Saturday, October 18, 2008
Markets everywhere are tumbling just like sandcastles crumbling after a rogue wave. And yet, the finance portfolio holder says everything is just fine and dandy, and we shall all be happy and continue with what we've doing all this while. Oh, what a pretty picture!
Admittedly, my knowledge on economics is almost non-existent thanks to the education system I grew up in. If you're a science stream person, you stick with chemistry, physics, Biology and Additional Mathematics, and put your nose far away from the Social Sciences, arts and economics classes. No school (except maybe private schools, but I'm not sure) gave the option for you to take up a selection of subjects that you dig. I guess, inadvertently, it may have been some evil ploy to keep us only knowledgeable in certain areas so that we don't end up being too smart and start asking dangerous questions... hehehe. And due to that, most of the stuff I 'learned' about the economy is from a fellow blogger Zewt - who paints the picture in a terribly worrying way.
When you hear of banks folding, and big companies laying people off, you can't help but worry. I can't remember the 1984 economic slump (I was a bit too young to understand anything back then) but I remember the 1998 Asian Financial Crisis, and it is due to that I ended up doing what I do now. Well, not only me, but most of them born in around the same year as me had to re-evaluate our dreams and go with the flow... take whatever opportunity that comes, so to speak.
I read somewhere that the Malaysian Indices didn't drop as far as it should have because all the investors took off after the political tsunami in March (I'm sorry I can't specify the source of this info because I read too many things, and remembering where I read them is usually the last thing on my mind) A few months ago, I actually invested a bit in Public Mutual. I'm not sure if it is time to worry yet or not.

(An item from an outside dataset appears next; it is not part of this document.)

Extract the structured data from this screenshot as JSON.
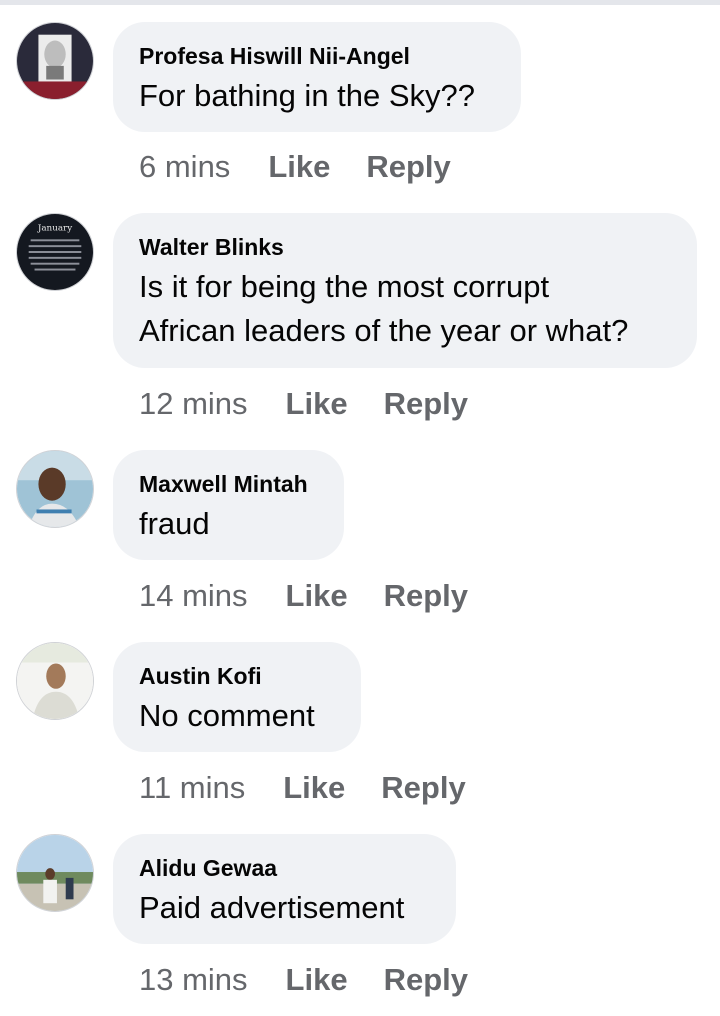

Nevertheless, people don't seem to be worrying as much as you'd think they should be. Being in the automotive industry, I can see that cars are still in demand (which is good for us, because cars can't go out without a good coat of shiny paint!) although the interest rates for loans have skyrocketed like crazy. People still throng the shopping malls at all times, which shows that they still have the buying power, and yet, deep down inside (and mostly after reading Zewt's stuff) I can't help being worried.